For one, "a change of definition will not alter the perspective of snow leopards as a pest species in the eyes of herders," said Roe, co-founder of California-based Nomad Ecology, an ecological consulting and research company.

Living With Snow Leopards
Hussain thinks the objections are just not valid. Local people—at least in Pakistan—do not have an "atavistic enmity to snow leopards, [nor] this itch to kill it," he said. "If they get compensated for their losses, they have no interest in eliminating this animal."
Such is the case with Mohammed Ibrahim, chairman of Skoyo Krabathang Basingo Conservation and Development Organization in Krabathang, Pakistan (map), who also owns 15 goats. In a phone interview with an Urdu interpreter, Ibrahim said that he's not worried about snow leopards, mostly because of insurance schemes such as Project Snow Leopard that compensate herders for lost animals.

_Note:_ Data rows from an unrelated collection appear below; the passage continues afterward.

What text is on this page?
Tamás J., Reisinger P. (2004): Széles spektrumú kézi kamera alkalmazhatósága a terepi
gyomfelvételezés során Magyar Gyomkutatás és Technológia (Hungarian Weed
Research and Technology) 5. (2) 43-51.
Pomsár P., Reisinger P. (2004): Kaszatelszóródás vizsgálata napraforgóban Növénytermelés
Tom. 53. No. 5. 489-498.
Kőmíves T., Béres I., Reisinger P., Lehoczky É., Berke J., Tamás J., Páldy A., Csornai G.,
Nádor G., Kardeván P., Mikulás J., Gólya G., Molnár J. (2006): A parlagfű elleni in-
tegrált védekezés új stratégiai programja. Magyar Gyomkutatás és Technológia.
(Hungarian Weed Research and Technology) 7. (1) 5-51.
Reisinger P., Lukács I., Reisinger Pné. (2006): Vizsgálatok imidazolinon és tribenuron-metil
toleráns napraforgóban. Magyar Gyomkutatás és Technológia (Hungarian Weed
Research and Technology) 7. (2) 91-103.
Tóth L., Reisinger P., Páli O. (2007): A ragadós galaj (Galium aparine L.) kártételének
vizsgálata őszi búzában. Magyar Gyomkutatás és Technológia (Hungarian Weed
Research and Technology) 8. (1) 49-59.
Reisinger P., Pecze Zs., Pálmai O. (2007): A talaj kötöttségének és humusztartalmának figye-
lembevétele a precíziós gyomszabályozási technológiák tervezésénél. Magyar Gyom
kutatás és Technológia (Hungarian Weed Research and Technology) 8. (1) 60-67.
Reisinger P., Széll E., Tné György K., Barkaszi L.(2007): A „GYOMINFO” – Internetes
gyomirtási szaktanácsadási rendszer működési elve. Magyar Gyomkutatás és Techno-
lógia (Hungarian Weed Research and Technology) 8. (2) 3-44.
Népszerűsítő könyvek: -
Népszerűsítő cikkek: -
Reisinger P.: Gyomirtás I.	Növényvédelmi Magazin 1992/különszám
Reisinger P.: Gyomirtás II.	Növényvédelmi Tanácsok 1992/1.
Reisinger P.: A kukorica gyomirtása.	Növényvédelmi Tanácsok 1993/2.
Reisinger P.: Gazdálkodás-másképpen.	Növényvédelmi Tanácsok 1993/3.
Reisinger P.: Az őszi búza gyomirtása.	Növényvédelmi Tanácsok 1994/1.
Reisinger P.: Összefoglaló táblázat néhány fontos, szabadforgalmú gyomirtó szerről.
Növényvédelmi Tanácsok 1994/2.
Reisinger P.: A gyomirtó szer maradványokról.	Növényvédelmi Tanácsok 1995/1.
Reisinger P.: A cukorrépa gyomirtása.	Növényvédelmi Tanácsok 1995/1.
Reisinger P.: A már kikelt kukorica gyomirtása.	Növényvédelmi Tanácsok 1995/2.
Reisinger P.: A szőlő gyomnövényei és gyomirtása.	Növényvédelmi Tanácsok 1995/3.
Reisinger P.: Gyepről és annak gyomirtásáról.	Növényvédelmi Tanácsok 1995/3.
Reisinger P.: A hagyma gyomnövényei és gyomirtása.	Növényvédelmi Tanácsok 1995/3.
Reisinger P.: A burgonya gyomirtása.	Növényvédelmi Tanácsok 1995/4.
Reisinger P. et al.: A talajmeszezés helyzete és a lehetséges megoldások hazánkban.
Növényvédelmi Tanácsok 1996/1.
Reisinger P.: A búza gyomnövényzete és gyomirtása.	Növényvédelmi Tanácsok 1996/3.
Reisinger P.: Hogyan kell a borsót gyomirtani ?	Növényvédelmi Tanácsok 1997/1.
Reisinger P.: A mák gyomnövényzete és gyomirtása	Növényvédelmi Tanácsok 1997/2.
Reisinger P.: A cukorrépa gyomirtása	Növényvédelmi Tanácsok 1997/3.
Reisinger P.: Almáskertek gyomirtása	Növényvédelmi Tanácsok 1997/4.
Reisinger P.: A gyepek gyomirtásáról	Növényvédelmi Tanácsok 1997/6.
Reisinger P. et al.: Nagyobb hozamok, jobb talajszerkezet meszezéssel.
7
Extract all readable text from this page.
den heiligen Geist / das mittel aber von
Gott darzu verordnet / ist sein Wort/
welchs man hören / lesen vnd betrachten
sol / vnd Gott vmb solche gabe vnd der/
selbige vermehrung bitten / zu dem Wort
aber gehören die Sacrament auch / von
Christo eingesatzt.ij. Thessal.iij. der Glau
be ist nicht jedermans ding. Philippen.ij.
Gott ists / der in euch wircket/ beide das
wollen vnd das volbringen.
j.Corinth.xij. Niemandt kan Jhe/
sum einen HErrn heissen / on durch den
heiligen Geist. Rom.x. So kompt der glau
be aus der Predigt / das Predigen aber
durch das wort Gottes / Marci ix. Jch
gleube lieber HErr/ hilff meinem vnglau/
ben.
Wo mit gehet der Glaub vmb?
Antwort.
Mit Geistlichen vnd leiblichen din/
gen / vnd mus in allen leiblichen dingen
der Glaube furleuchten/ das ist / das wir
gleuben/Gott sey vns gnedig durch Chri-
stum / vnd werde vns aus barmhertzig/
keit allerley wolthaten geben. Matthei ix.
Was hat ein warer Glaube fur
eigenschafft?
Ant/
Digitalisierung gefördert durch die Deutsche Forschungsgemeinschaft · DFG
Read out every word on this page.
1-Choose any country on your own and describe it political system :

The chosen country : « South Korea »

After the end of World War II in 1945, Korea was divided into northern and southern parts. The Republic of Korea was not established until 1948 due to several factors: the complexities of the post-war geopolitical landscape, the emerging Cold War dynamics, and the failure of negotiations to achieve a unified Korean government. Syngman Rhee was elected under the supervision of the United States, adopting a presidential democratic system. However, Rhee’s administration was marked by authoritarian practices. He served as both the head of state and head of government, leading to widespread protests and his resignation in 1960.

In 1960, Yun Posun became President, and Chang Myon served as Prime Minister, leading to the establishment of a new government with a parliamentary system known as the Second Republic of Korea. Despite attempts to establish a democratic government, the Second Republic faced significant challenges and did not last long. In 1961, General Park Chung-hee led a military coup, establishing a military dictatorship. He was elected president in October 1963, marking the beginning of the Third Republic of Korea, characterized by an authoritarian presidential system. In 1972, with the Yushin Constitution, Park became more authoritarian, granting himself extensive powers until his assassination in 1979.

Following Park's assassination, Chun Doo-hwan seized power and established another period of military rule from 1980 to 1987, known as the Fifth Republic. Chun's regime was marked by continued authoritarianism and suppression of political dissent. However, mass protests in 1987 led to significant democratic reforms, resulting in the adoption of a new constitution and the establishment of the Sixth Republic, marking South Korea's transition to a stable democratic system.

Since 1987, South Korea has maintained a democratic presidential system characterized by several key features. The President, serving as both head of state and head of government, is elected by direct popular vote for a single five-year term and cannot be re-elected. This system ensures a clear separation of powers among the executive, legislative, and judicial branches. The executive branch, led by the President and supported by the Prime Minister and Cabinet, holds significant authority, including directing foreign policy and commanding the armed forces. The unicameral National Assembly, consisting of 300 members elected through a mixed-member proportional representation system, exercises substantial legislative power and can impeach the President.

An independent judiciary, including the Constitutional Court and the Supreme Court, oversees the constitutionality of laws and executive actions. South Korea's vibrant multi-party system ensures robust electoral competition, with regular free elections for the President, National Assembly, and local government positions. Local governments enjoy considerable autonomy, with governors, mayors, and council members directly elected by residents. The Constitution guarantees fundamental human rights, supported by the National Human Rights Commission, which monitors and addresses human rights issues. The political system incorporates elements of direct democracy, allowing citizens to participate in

And since snow leopards have never been known to attack people, Hussain is confident that his scheme would work far better than a conservation policy that separates the leopards from the locals: "The idea of co-existing with snow leopards is easy to implement if you satisfy the villagers."
Ultimately, conservationists share the same goal: Ensuring that the snow leopard—what Hussain calls a "symbol of the high mountains"—can survive. Whether that will continue to be an animal dependent on people for food, though, is still up in the air.